Book Review: Into The Wild

Updated: Dec 10, 2019


In 1992, a young man wandered into the Alaskan wilderness to live for four months off the land. He'd dared such adventures before, but never anything on this scale. It was to be his final grand adventure.

Four months later his body was found.

I teach Into Thin Air by Jon Krakaeur every year to my ELA 30-2 students. Most of them enjoy it. We have great conversations about the crazy connection man has with nature, and that juxtaposition of trying to overcome it while also surrendering to it.

This theme is again explored in Krakaeur's Into The Wild.

Well, this and other themes, of course. But that's still far too teachery for summer time, so let's ignore thematic analysis and stick to the review.

This nonfiction book is still quite easy to read. Every chapter opens with a quotation, about the wild, or daring, or some piece that the protagonist, Chrisstopher McCandless, reported to find inspirational or motivational.

The book takes turns in exploring stories of young men who shove off society, as well as looking at McCandless' life prior to and during his adventure. It does jump around, but it is also easy to follow and read and understand.

The author even intersperses his own personal connections into the text, namely his experieces climbing. He identifies with some aspects of what McCandless seems to be after. Indeed, there is something... interesting about the ideals that McCandless embraces. This concept of inner strength and connection with nature.

But there is also something decidedly... entitled about it. Perhaps that isn't fair, but it also isn't inaccurate.

Anyway, Krakaeur explores what makes an upper-middle-class young man shove off from his family and all his friends and go off into the wilderness as a test to himself. It is idealistic, yes. McCandless had a problem with consumerism, with the strictures and confines of societal expectations.

He also apparently had a problem with his father, though that seems more rooted in the problems he had with his own self and the life he found so unsatisfactory.

Before you think I'm terribly against McCandless and everything he stood for, I'm not.

When someone is unhappy in his or her life, I have a problem with continuing along in unhappiness, content to be miserable and just complain.

At least McCandless attempted to dare great things.

Was he shortsighted? Sure. But that was also part of the point. He was smaller than the wild, smaller than nature and the great things he tried. He held his own for a while, and then succumbed to his smallness.

Had he not abandoned his family as he did, had he not looked down on his life, I'd have more sympathy for him. Had he been honest with his unhappiness with the people who loved him so well, before leaving, before burning his money and wandering off into the wild, then yes, I would think higher of him.
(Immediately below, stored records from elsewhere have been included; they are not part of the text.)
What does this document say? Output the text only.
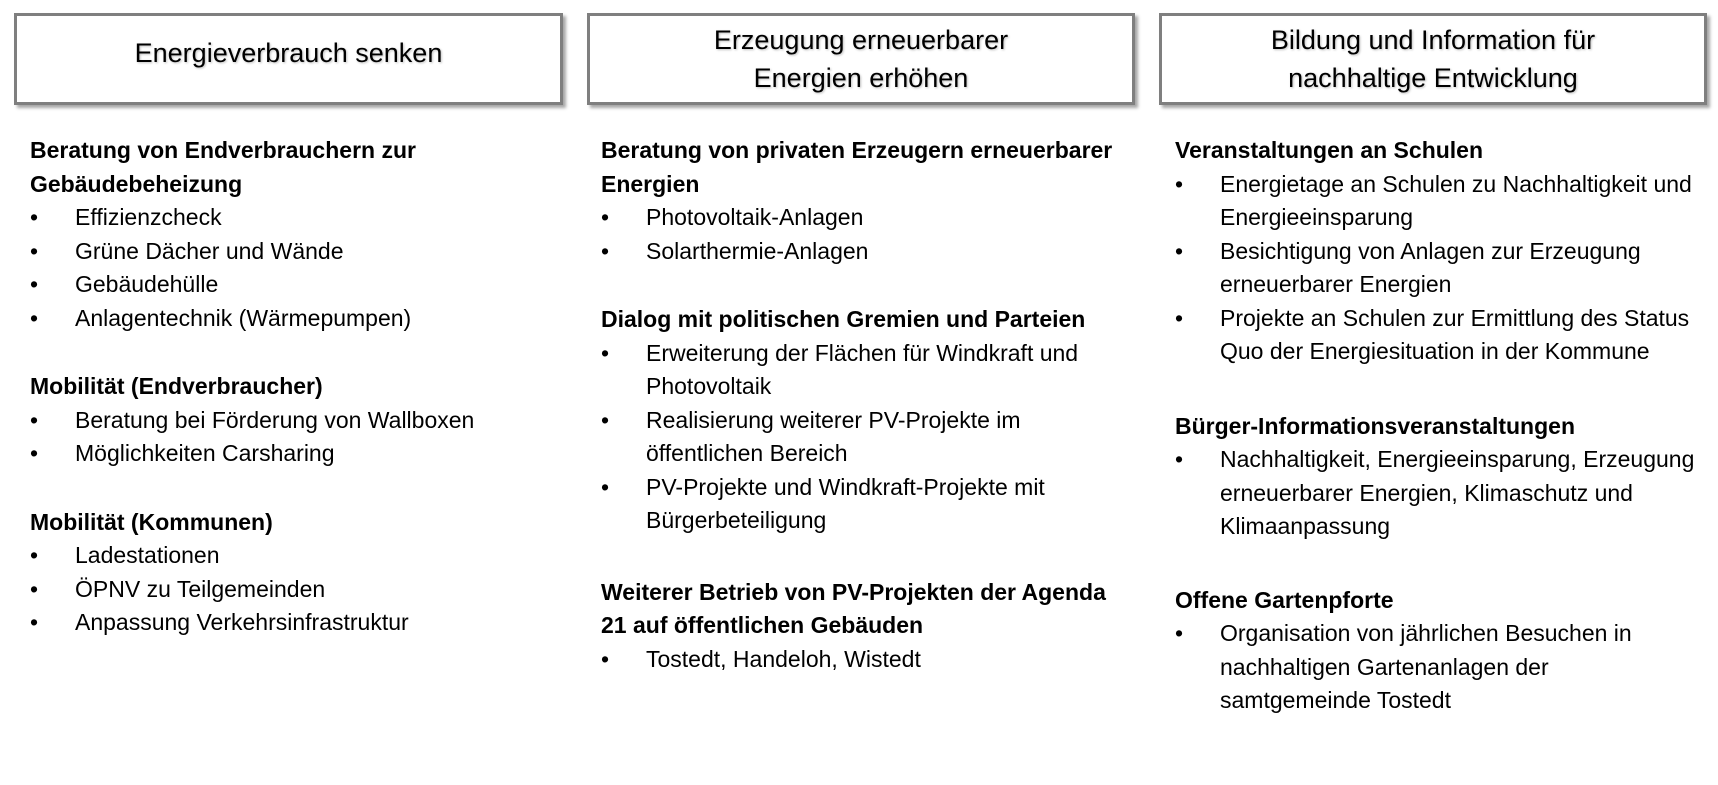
Energieverbrauch senken	Erzeugung erneuerbarer
Energien erhöhen
Bildung und Information für
nachhaltige Entwicklung
Beratung von Endverbrauchern zur Gebäudebeheizung
• Effizienzcheck
• Grüne Dächer und Wände
• Gebäudehülle
• Anlagentechnik (Wärmepumpen)
Mobilität (Endverbraucher)
• Beratung bei Förderung von Wallboxen
• Möglichkeiten Carsharing
Mobilität (Kommunen)
• Ladestationen
• ÖPNV zu Teilgemeinden
• Anpassung Verkehrsinfrastruktur
Beratung von privaten Erzeugern erneuerbarer Energien
• Photovoltaik-Anlagen
• Solarthermie-Anlagen
Dialog mit politischen Gremien und Parteien
• Erweiterung der Flächen für Windkraft und Photovoltaik
• Realisierung weiterer PV-Projekte im öffentlichen Bereich
• PV-Projekte und Windkraft-Projekte mit Bürgerbeteiligung
Weiterer Betrieb von PV-Projekten der Agenda 21 auf öffentlichen Gebäuden
• Tostedt, Handeloh, Wistedt
Veranstaltungen an Schulen
• Energietage an Schulen zu Nachhaltigkeit und Energieeinsparung
• Besichtigung von Anlagen zur Erzeugung erneuerbarer Energien
• Projekte an Schulen zur Ermittlung des Status Quo der Energiesituation in der Kommune
Bürger-Informationsveranstaltungen
• Nachhaltigkeit, Energieeinsparung, Erzeugung erneuerbarer Energien, Klimaschutz und Klimaanpassung
Offene Gartenpforte
• Organisation von jährlichen Besuchen in nachhaltigen Gartenanlagen der samtgemeinde Tostedt
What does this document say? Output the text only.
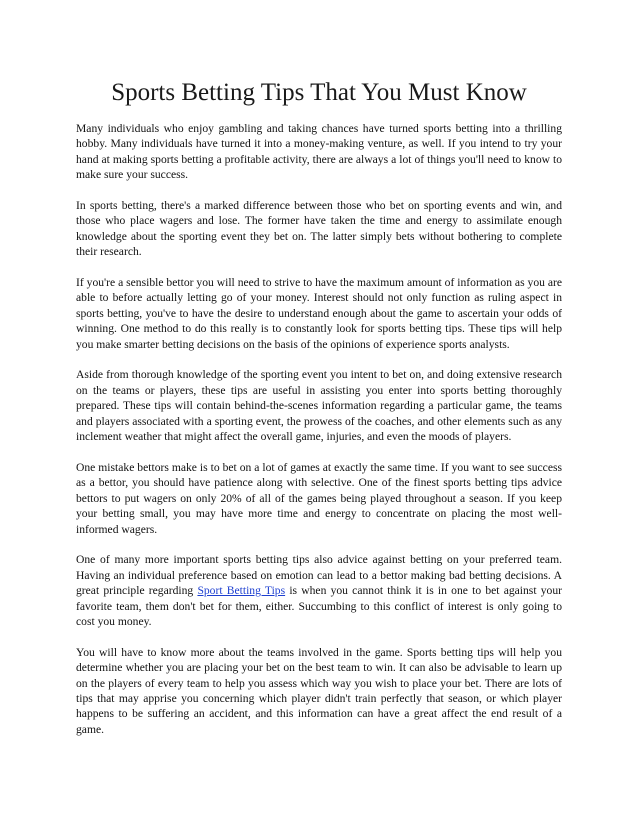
Sports Betting Tips That You Must Know

Many individuals who enjoy gambling and taking chances have turned sports betting into a thrilling hobby. Many individuals have turned it into a money-making venture, as well. If you intend to try your hand at making sports betting a profitable activity, there are always a lot of things you'll need to know to make sure your success.

In sports betting, there's a marked difference between those who bet on sporting events and win, and those who place wagers and lose. The former have taken the time and energy to assimilate enough knowledge about the sporting event they bet on. The latter simply bets without bothering to complete their research.

If you're a sensible bettor you will need to strive to have the maximum amount of information as you are able to before actually letting go of your money. Interest should not only function as ruling aspect in sports betting, you've to have the desire to understand enough about the game to ascertain your odds of winning. One method to do this really is to constantly look for sports betting tips. These tips will help you make smarter betting decisions on the basis of the opinions of experience sports analysts.

Aside from thorough knowledge of the sporting event you intent to bet on, and doing extensive research on the teams or players, these tips are useful in assisting you enter into sports betting thoroughly prepared. These tips will contain behind-the-scenes information regarding a particular game, the teams and players associated with a sporting event, the prowess of the coaches, and other elements such as any inclement weather that might affect the overall game, injuries, and even the moods of players.

One mistake bettors make is to bet on a lot of games at exactly the same time. If you want to see success as a bettor, you should have patience along with selective. One of the finest sports betting tips advice bettors to put wagers on only 20% of all of the games being played throughout a season. If you keep your betting small, you may have more time and energy to concentrate on placing the most well-informed wagers.

One of many more important sports betting tips also advice against betting on your preferred team. Having an individual preference based on emotion can lead to a bettor making bad betting decisions. A great principle regarding Sport Betting Tips is when you cannot think it is in one to bet against your favorite team, them don't bet for them, either. Succumbing to this conflict of interest is only going to cost you money.

You will have to know more about the teams involved in the game. Sports betting tips will help you determine whether you are placing your bet on the best team to win. It can also be advisable to learn up on the players of every team to help you assess which way you wish to place your bet. There are lots of tips that may apprise you concerning which player didn't train perfectly that season, or which player happens to be suffering an accident, and this information can have a great affect the end result of a game.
But in his great searching for something great, for himself, he ran away.

Running away was not brave or strong or any of the things he wanted to be. He wasn't truly independent if he was merely escaping. He had those moments, of course, and had he been honest with his family, I would be more moved by what he did, by what he attempted. But daring without honesty is not integrity.

He was partway there.

He dared, at least.

Overall, I enjoyed this book. It is one of those books everyone probably should read, not as a cautionary tale, not as an inspirational tale, but rather, as a story of one young man, and others like him.
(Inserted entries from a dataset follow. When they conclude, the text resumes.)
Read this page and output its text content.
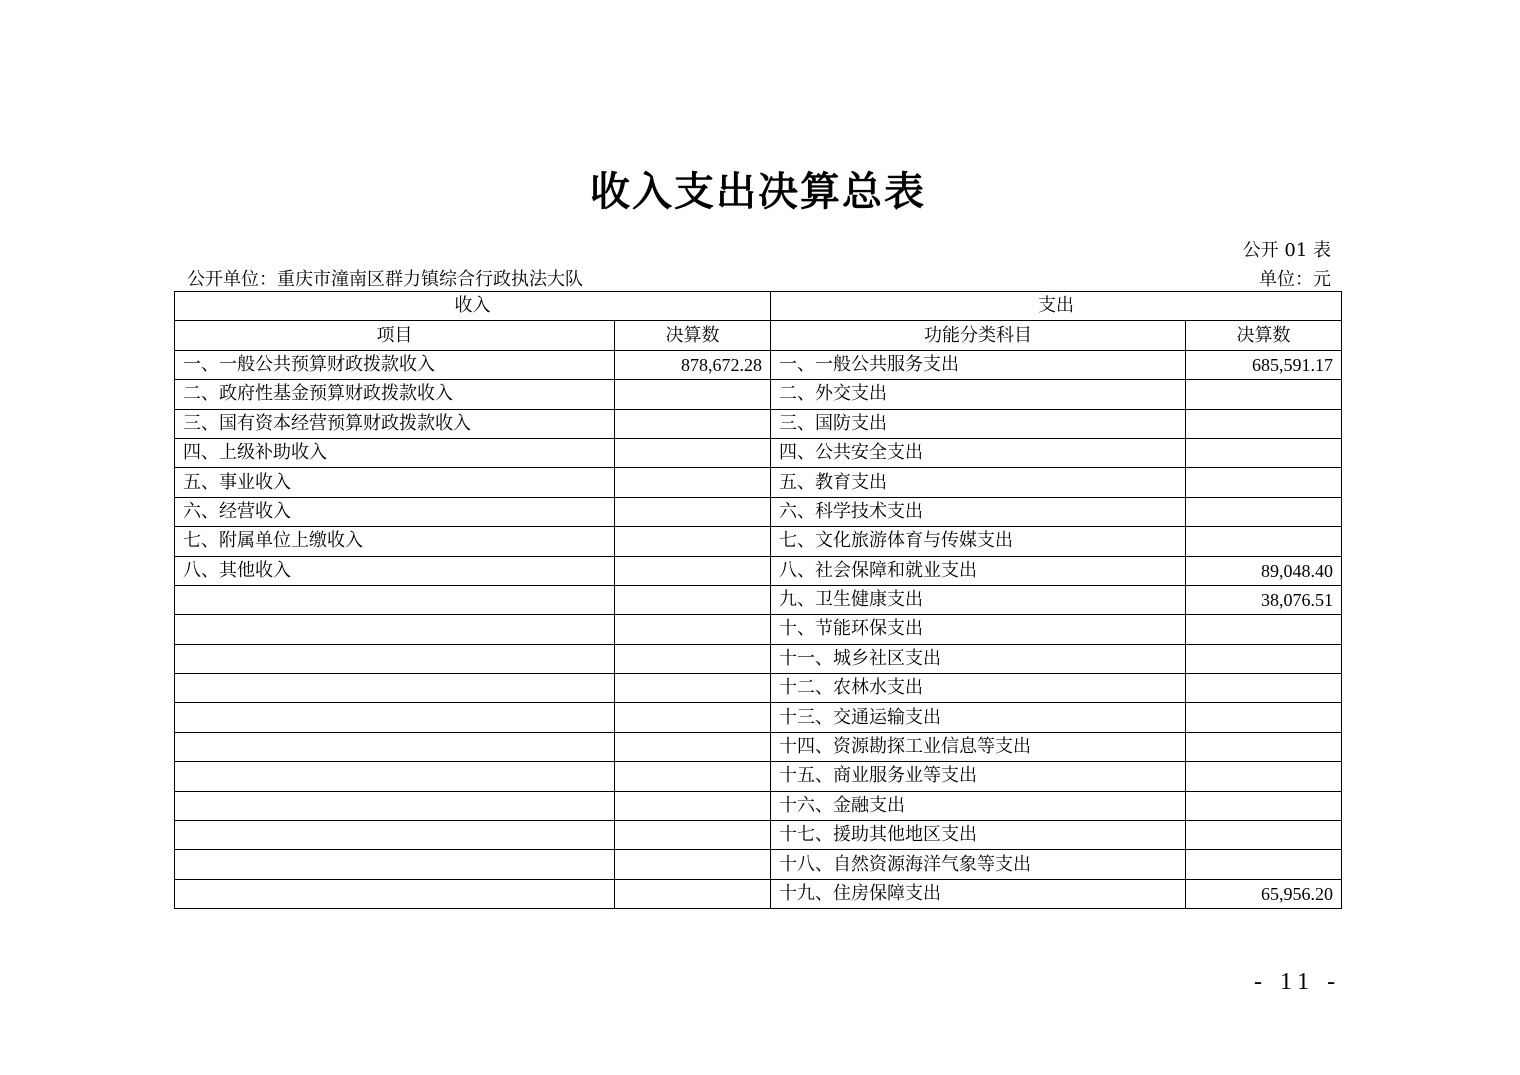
收入支出决算总表
公开 01 表
公开单位：重庆市潼南区群力镇综合行政执法大队	单位：元
收入		支出	
项目	决算数	功能分类科目	决算数
一、一般公共预算财政拨款收入	878,672.28	一、一般公共服务支出	685,591.17
二、政府性基金预算财政拨款收入		二、外交支出	
三、国有资本经营预算财政拨款收入		三、国防支出	
四、上级补助收入		四、公共安全支出	
五、事业收入		五、教育支出	
六、经营收入		六、科学技术支出	
七、附属单位上缴收入		七、文化旅游体育与传媒支出	
八、其他收入		八、社会保障和就业支出	89,048.40
		九、卫生健康支出	38,076.51
		十、节能环保支出	
		十一、城乡社区支出	
		十二、农林水支出	
		十三、交通运输支出	
		十四、资源勘探工业信息等支出	
		十五、商业服务业等支出	
		十六、金融支出	
		十七、援助其他地区支出	
		十八、自然资源海洋气象等支出	
		十九、住房保障支出	65,956.20
- 11 -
What makes some people do things that others perceive as crazy? This book offers some explanations, but no answers, because there really is no one answer.
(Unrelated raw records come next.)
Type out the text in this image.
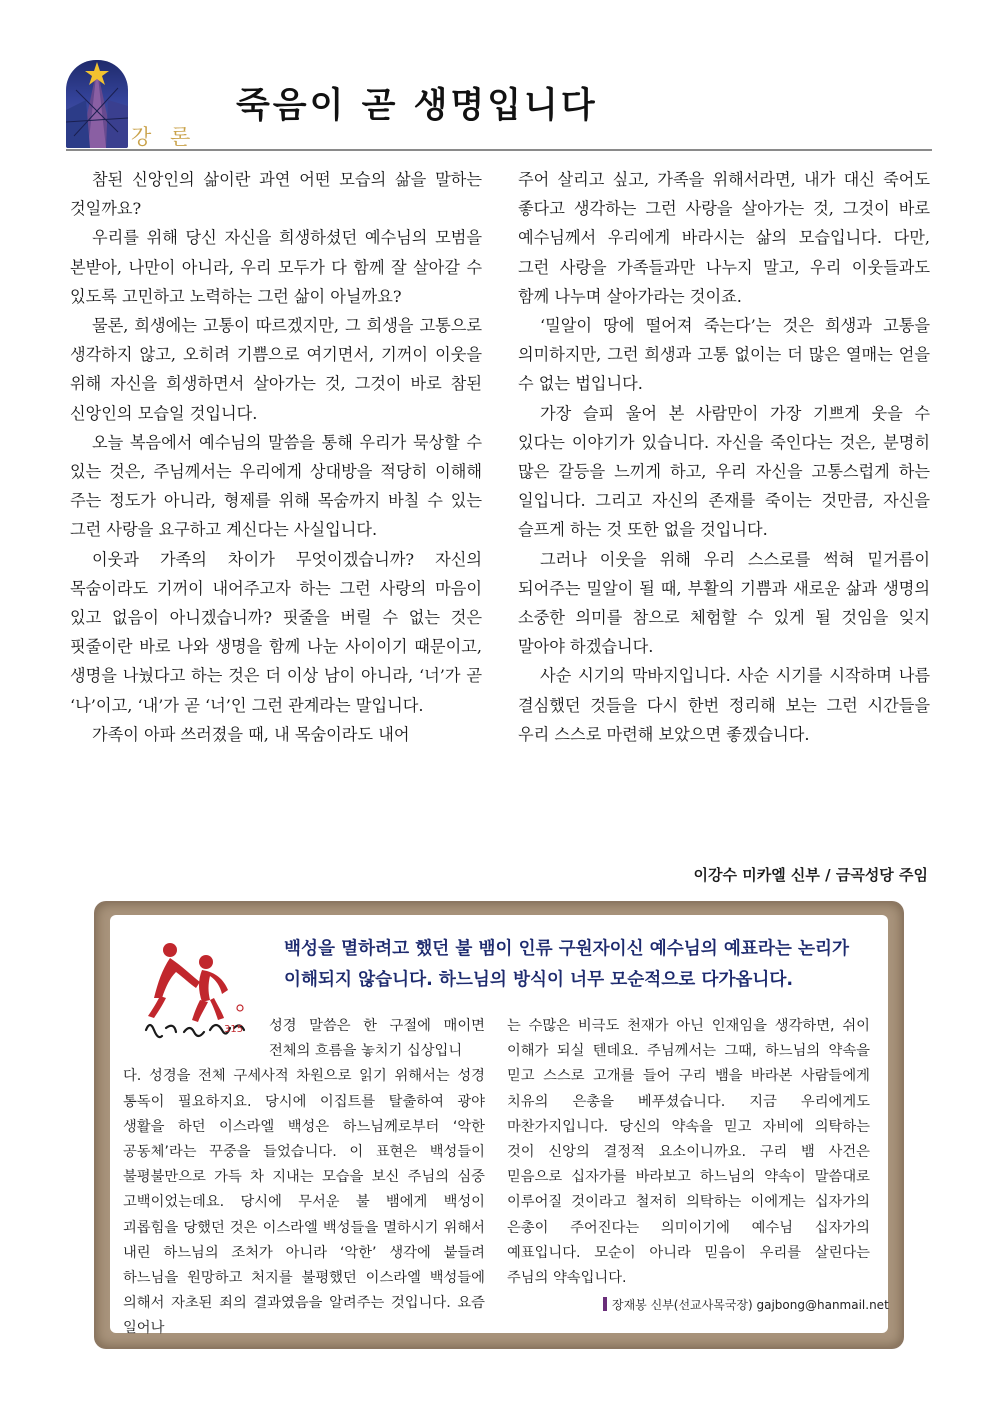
강 론
죽음이 곧 생명입니다

참된 신앙인의 삶이란 과연 어떤 모습의 삶을 말하는 것일까요?

우리를 위해 당신 자신을 희생하셨던 예수님의 모범을 본받아, 나만이 아니라, 우리 모두가 다 함께 잘 살아갈 수 있도록 고민하고 노력하는 그런 삶이 아닐까요?

물론, 희생에는 고통이 따르겠지만, 그 희생을 고통으로 생각하지 않고, 오히려 기쁨으로 여기면서, 기꺼이 이웃을 위해 자신을 희생하면서 살아가는 것, 그것이 바로 참된 신앙인의 모습일 것입니다.

오늘 복음에서 예수님의 말씀을 통해 우리가 묵상할 수 있는 것은, 주님께서는 우리에게 상대방을 적당히 이해해 주는 정도가 아니라, 형제를 위해 목숨까지 바칠 수 있는 그런 사랑을 요구하고 계신다는 사실입니다.

이웃과 가족의 차이가 무엇이겠습니까? 자신의 목숨이라도 기꺼이 내어주고자 하는 그런 사랑의 마음이 있고 없음이 아니겠습니까? 핏줄을 버릴 수 없는 것은 핏줄이란 바로 나와 생명을 함께 나눈 사이이기 때문이고, 생명을 나눴다고 하는 것은 더 이상 남이 아니라, ‘너’가 곧 ‘나’이고, ‘내’가 곧 ‘너’인 그런 관계라는 말입니다.

가족이 아파 쓰러졌을 때, 내 목숨이라도 내어

주어 살리고 싶고, 가족을 위해서라면, 내가 대신 죽어도 좋다고 생각하는 그런 사랑을 살아가는 것, 그것이 바로 예수님께서 우리에게 바라시는 삶의 모습입니다. 다만, 그런 사랑을 가족들과만 나누지 말고, 우리 이웃들과도 함께 나누며 살아가라는 것이죠.

‘밀알이 땅에 떨어져 죽는다’는 것은 희생과 고통을 의미하지만, 그런 희생과 고통 없이는 더 많은 열매는 얻을 수 없는 법입니다.

가장 슬피 울어 본 사람만이 가장 기쁘게 웃을 수 있다는 이야기가 있습니다. 자신을 죽인다는 것은, 분명히 많은 갈등을 느끼게 하고, 우리 자신을 고통스럽게 하는 일입니다. 그리고 자신의 존재를 죽이는 것만큼, 자신을 슬프게 하는 것 또한 없을 것입니다.

그러나 이웃을 위해 우리 스스로를 썩혀 밑거름이 되어주는 밀알이 될 때, 부활의 기쁨과 새로운 삶과 생명의 소중한 의미를 참으로 체험할 수 있게 될 것임을 잊지 말아야 하겠습니다.

사순 시기의 막바지입니다. 사순 시기를 시작하며 나름 결심했던 것들을 다시 한번 정리해 보는 그런 시간들을 우리 스스로 마련해 보았으면 좋겠습니다.

이강수 미카엘 신부 / 금곡성당 주임

315

백성을 멸하려고 했던 불 뱀이 인류 구원자이신 예수님의 예표라는 논리가 이해되지 않습니다. 하느님의 방식이 너무 모순적으로 다가옵니다.

성경 말씀은 한 구절에 매이면 전체의 흐름을 놓치기 십상입니

다. 성경을 전체 구세사적 차원으로 읽기 위해서는 성경 통독이 필요하지요. 당시에 이집트를 탈출하여 광야 생활을 하던 이스라엘 백성은 하느님께로부터 ‘악한 공동체’라는 꾸중을 들었습니다. 이 표현은 백성들이 불평불만으로 가득 차 지내는 모습을 보신 주님의 심중 고백이었는데요. 당시에 무서운 불 뱀에게 백성이 괴롭힘을 당했던 것은 이스라엘 백성들을 멸하시기 위해서 내린 하느님의 조처가 아니라 ‘악한’ 생각에 붙들려 하느님을 원망하고 처지를 불평했던 이스라엘 백성들에 의해서 자초된 죄의 결과였음을 알려주는 것입니다. 요즘 일어나

는 수많은 비극도 천재가 아닌 인재임을 생각하면, 쉬이 이해가 되실 텐데요. 주님께서는 그때, 하느님의 약속을 믿고 스스로 고개를 들어 구리 뱀을 바라본 사람들에게 치유의 은총을 베푸셨습니다. 지금 우리에게도 마찬가지입니다. 당신의 약속을 믿고 자비에 의탁하는 것이 신앙의 결정적 요소이니까요. 구리 뱀 사건은 믿음으로 십자가를 바라보고 하느님의 약속이 말씀대로 이루어질 것이라고 철저히 의탁하는 이에게는 십자가의 은총이 주어진다는 의미이기에 예수님 십자가의 예표입니다. 모순이 아니라 믿음이 우리를 살린다는 주님의 약속입니다.

장재봉 신부(선교사목국장) gajbong@hanmail.net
So there you have it, a rambling review of my thoughts of Into The Wild. And while I may not have been inspired to throw off society and go live in the Alaskan wilderness by reading this book, it did speak to me, and for that, it gets my recommendations.

 

What do you think of the idea of people who abandon society to live on their own in the wild, or who challenge themselves physically and mentally on their own in nature? Would you ever be tempted to leave it all and walk into the wild?